Four-Stranded DNA Structures Identified in Breast Cancer Cells
Posted: Thursday, October 15, 2020
A recent study published in Nature Genetics by Shankar Balasubramanian, MA, MSci, PhD, of the University of Cambridge, and colleagues, has shown for the first time the existence of four-stranded DNA in human breast cancer cells. Their research findings suggest potential clinical implications for both the diagnosis and management of breast cancer.
“The abundance and location of G-quadruplexes in these biopsies gives us a clue to their importance in cancer biology and to the heterogeneity of these breast cancers,” commented the first author of the study, Robert Hänsel-Hertsch, PhD, in Genetic Engineering & Biotechnology News. He is now at the Center for Molecular Medicine Cologne, University of Cologne.

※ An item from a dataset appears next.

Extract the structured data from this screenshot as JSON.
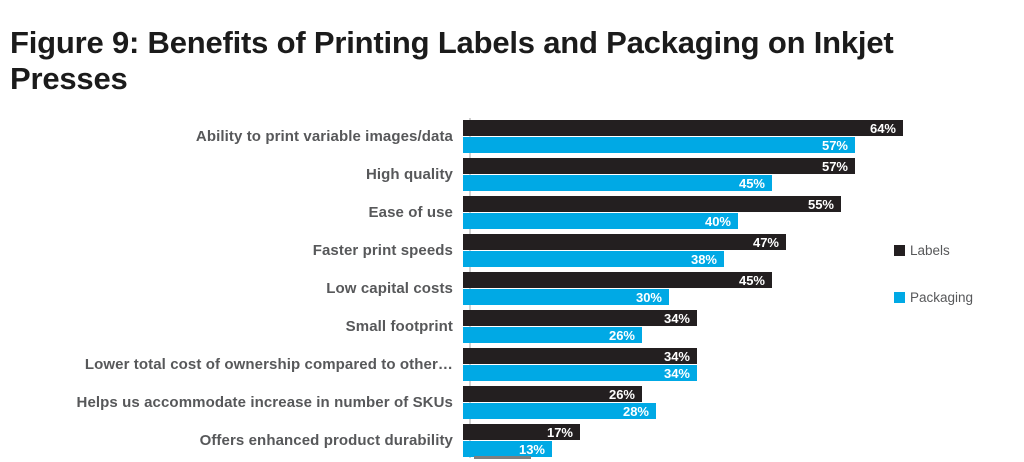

In this study, the researchers examined G-quadruplex DNA structure-forming regions in 22 patient-derived tumor xenograft mouse models. Of them, 14 were found to associate with more than one breast cancer subtype, suggesting that multiple breast cancer states frequently coexist within a tumor. The researchers also found that G-quadruplexes were most commonly found in promoter regions of highly amplified genes that showed high expression and that the majority of the tumors displayed aggressive triple-negative [integrative cluster 10]-related breast cancer gene activity.
Using quantitative G-quadruplex chromatin-immunoprecipitation sequencing, the researchers showed that G-quadruplex DNA regions were highly associated with drivers of triple-negative breast cancer and/or integrative cluster 9-10. They found that G-quadruplex structure-forming regions were associated with at least seven distinct transcription factor programs, suggesting that many transcription factors work together to regulate breast cancer gene activity.
“[G-quadruplex DNA structure-forming regions], in combination with established knowledge on subtypes, can refine the genomic transcriptomic and regulatory classification of breast cancer. Finally, [G-quadruplex] levels in cancer models are sufficient to predict response to treatment by small molecules that target [G-quadruplex] DNA structures, which highlights [G-quadruplexes] as genomic features with potential for future diagnostics and therapeutics,” the authors concluded.
Disclosure: For full disclosure of the study authors, visit nature.com.